Some school districts violated state rules by passing requirements for teachers and other school staff to inform parents about their children’s gender identity changes, such as using different names or pronouns. The Legislature decided to end any attempts to intimidate students and school employees. In July, Gov. Gavin Newsom signed Assembly Bill 1955, which allows staff to keep student records on such matters confidential.

You'd think school districts would just drop the issue and get on with education. That's apparently what the public wants. In two of those districts (Orange and Temecula Valley Unified), board members who opposed transgender people were recalled by voters in June.

But another transgender-obsessed school board, Chino Valley Unified, is suing the state over that law. And now, the Huntington Beach City Council, no stranger to bizarre municipal politics, has waded into this culture war issue with a proposal to become a “parents’ right to know” city.

The City Council spent more than four hours on Tuesday on the issue, giving the floor to sometimes scathing speakers (many of whom may not even be city residents) with opinions on something that will have no effect. In the end, the council's conservative majority voted to move forward with the ordinance.

The exact scope of the ordinance the city council plans to pass is unclear, but the idea is to require teachers to inform parents if their children change their gender identity. It's unclear whether it would have any effect because the city has no jurisdiction over how schools are run. A city law wouldn't go very far if it prohibited teachers from teaching algebra, for example.
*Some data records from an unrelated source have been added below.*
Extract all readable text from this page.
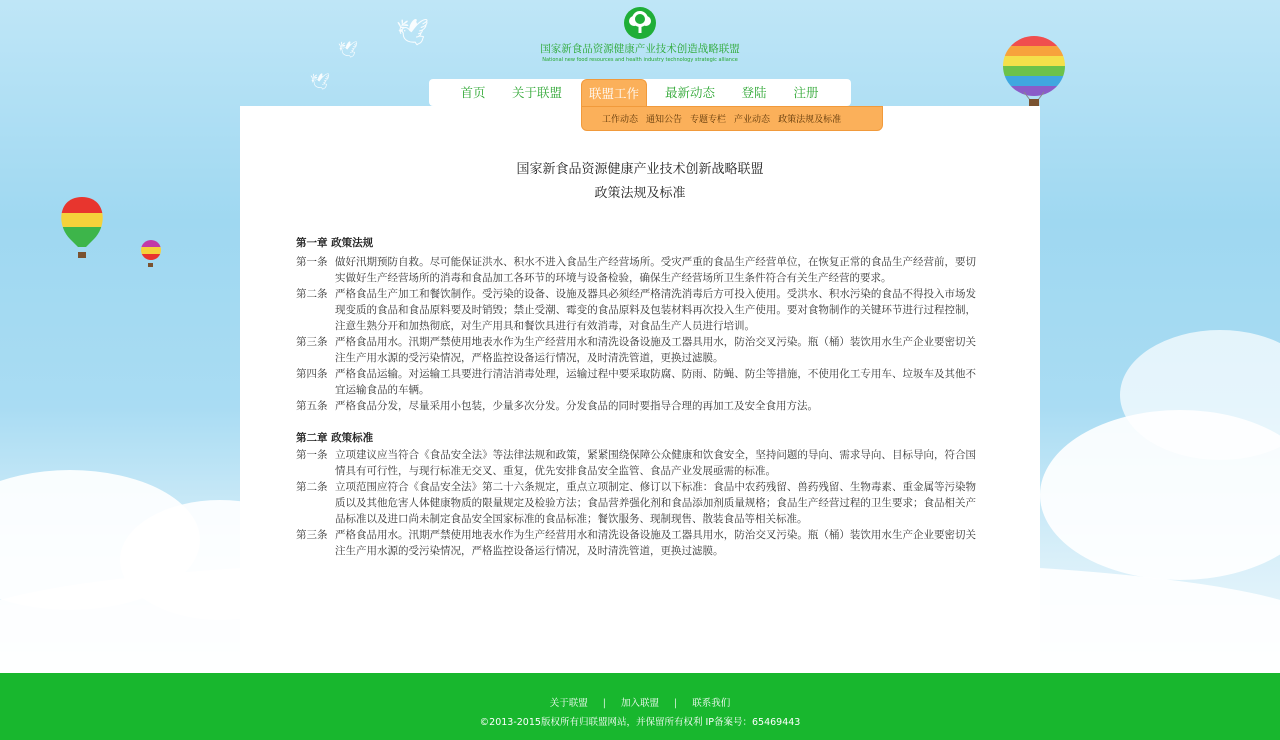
🕊
🕊
🕊
国家新食品资源健康产业技术创造战略联盟
National new food resources and health industry technology strategic alliance
国家新食品资源健康产业技术创新战略联盟
政策法规及标准
第一章 政策法规
第一条 做好汛期预防自救。尽可能保证洪水、积水不进入食品生产经营场所。受灾严重的食品生产经营单位，在恢复正常的食品生产经营前，要切实做好生产经营场所的消毒和食品加工各环节的环境与设备检验，确保生产经营场所卫生条件符合有关生产经营的要求。
第二条 严格食品生产加工和餐饮制作。受污染的设备、设施及器具必须经严格清洗消毒后方可投入使用。受洪水、积水污染的食品不得投入市场发现变质的食品和食品原料要及时销毁；禁止受潮、霉变的食品原料及包装材料再次投入生产使用。要对食物制作的关键环节进行过程控制，注意生熟分开和加热彻底，对生产用具和餐饮具进行有效消毒，对食品生产人员进行培训。
第三条 严格食品用水。汛期严禁使用地表水作为生产经营用水和清洗设备设施及工器具用水，防治交叉污染。瓶（桶）装饮用水生产企业要密切关注生产用水源的受污染情况，严格监控设备运行情况，及时清洗管道，更换过滤膜。
第四条 严格食品运输。对运输工具要进行清洁消毒处理，运输过程中要采取防腐、防雨、防蝇、防尘等措施，不使用化工专用车、垃圾车及其他不宜运输食品的车辆。
第五条 严格食品分发，尽量采用小包装，少量多次分发。分发食品的同时要指导合理的再加工及安全食用方法。
第二章 政策标准
第一条 立项建议应当符合《食品安全法》等法律法规和政策，紧紧围绕保障公众健康和饮食安全，坚持问题的导向、需求导向、目标导向，符合国情具有可行性，与现行标准无交叉、重复，优先安排食品安全监管、食品产业发展亟需的标准。
第二条 立项范围应符合《食品安全法》第二十六条规定，重点立项制定、修订以下标准：食品中农药残留、兽药残留、生物毒素、重金属等污染物质以及其他危害人体健康物质的限量规定及检验方法；食品营养强化剂和食品添加剂质量规格；食品生产经营过程的卫生要求；食品相关产品标准以及进口尚未制定食品安全国家标准的食品标准；餐饮服务、现制现售、散装食品等相关标准。
第三条 严格食品用水。汛期严禁使用地表水作为生产经营用水和清洗设备设施及工器具用水，防治交叉污染。瓶（桶）装饮用水生产企业要密切关注生产用水源的受污染情况，严格监控设备运行情况，及时清洗管道，更换过滤膜。
首页	关于联盟	联盟工作	最新动态	登陆	注册
工作动态 通知公告 专题专栏 产业动态 政策法规及标准
关于联盟 | 加入联盟 | 联系我们
©2013-2015版权所有归联盟网站，并保留所有权利 IP备案号：65469443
Of course, in real life, many parents know this, because they are the kind of parents whose children feel comfortable telling them important things. And parents whose children are afraid to tell them for fear of rejection, or verbal or even physical abuse, are not going to change their children's gender identity as a result. The students will simply keep it a secret from all adults and isolate themselves even further, sometimes dangerously.

“The governor can raise his kids however he wants,” Huntington Beach Mayor Gracey Van Der Mark said in an interview. “I’ll raise my kids however I want… He needs to keep his nose out of our business.”

But it is Van Der Mark — who was also the driving force behind a new public library policy that will have a panel of people who may not have knowledge of libraries or literature decide what books the city library can buy — who is pushing her beliefs into areas where they don’t belong. The City Council doesn’t run the schools, school districts do (some districts serve students from Huntington Beach). And teachers have enough on their plate. It’s not their job to meddle in potentially sensitive family matters.

Couldn't the city do better, like offer recreation and mental health programs that create strong, positive bonds between teens and their parents, so that kids feel safe sharing what's on their minds? Or maybe even ensure that its residents have access to books that city librarians deem valuable?